One evening in 1972, John Chancellor of NBC began his newscast with a rundown of the day's reports. War, economic turmoil, the growing Watergate scandal — all of that would be dealt with in due course. "But first," Chancellor said, "Bobby Fischer."

That clip appears in "Bobby Fischer Against the World," as a reminder that, for a moment, Fischer was just about the biggest thing in the world.

The matches he played against Boris Spassky in Iceland in 1972 were a global media event. Fischer's tactical brilliance and nerdy charisma inspired an explosion of interest in the game. Chess clubs popped up in schools all over America, and Fischer was added to the roster of sports heroes that children dreamed of emulating.

But his story has a darker, sadder side that has over the years overshadowed Fischer's remarkable achievements as a player.
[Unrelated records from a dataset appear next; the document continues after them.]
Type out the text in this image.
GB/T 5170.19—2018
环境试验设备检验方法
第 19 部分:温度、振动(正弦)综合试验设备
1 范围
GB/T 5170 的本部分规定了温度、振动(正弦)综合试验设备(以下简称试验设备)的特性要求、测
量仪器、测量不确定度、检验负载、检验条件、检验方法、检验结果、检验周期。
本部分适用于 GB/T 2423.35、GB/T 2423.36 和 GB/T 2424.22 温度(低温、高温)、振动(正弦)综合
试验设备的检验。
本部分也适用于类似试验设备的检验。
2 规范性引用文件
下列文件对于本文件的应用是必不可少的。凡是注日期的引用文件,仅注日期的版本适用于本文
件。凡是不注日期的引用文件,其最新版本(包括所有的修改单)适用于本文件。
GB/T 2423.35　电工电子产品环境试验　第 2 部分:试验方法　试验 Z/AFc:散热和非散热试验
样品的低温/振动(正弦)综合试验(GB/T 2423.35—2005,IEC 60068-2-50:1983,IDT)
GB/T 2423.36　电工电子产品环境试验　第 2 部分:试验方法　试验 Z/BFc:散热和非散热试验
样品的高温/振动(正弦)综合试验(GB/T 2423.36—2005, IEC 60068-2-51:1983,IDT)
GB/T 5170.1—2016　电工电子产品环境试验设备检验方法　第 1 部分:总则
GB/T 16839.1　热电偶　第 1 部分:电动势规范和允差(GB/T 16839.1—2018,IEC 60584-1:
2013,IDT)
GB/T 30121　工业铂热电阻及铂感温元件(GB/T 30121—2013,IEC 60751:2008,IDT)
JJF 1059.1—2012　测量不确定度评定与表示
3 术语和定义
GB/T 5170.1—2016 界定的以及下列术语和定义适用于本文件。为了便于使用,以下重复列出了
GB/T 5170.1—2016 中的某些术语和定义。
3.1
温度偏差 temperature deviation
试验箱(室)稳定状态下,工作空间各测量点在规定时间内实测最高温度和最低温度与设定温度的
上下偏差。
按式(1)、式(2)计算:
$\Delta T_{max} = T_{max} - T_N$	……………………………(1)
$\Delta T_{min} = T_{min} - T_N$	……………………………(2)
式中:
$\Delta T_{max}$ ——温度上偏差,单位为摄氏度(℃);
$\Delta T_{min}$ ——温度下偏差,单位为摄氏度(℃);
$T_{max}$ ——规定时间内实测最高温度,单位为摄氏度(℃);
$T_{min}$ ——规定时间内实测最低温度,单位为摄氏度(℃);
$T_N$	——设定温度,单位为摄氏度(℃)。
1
In the retrospect afforded by Liz Garbus's fascinating new documentary, it seems likely that the turmoil of Fischer's inner life was even then spilling out into the quiet and orderly arena of chess.

"Bobby Fischer Against the World" does not traffic in easy explanations or medical diagnoses, but it leaves the strong impression of a continuity between the oddness Fischer displayed in early interviews and the mania so jarringly evident toward the end.

And it also tactfully but strongly posits a connection between the genius he brought to an infinitely complex game and the madness that defined his relationship to just about everything else.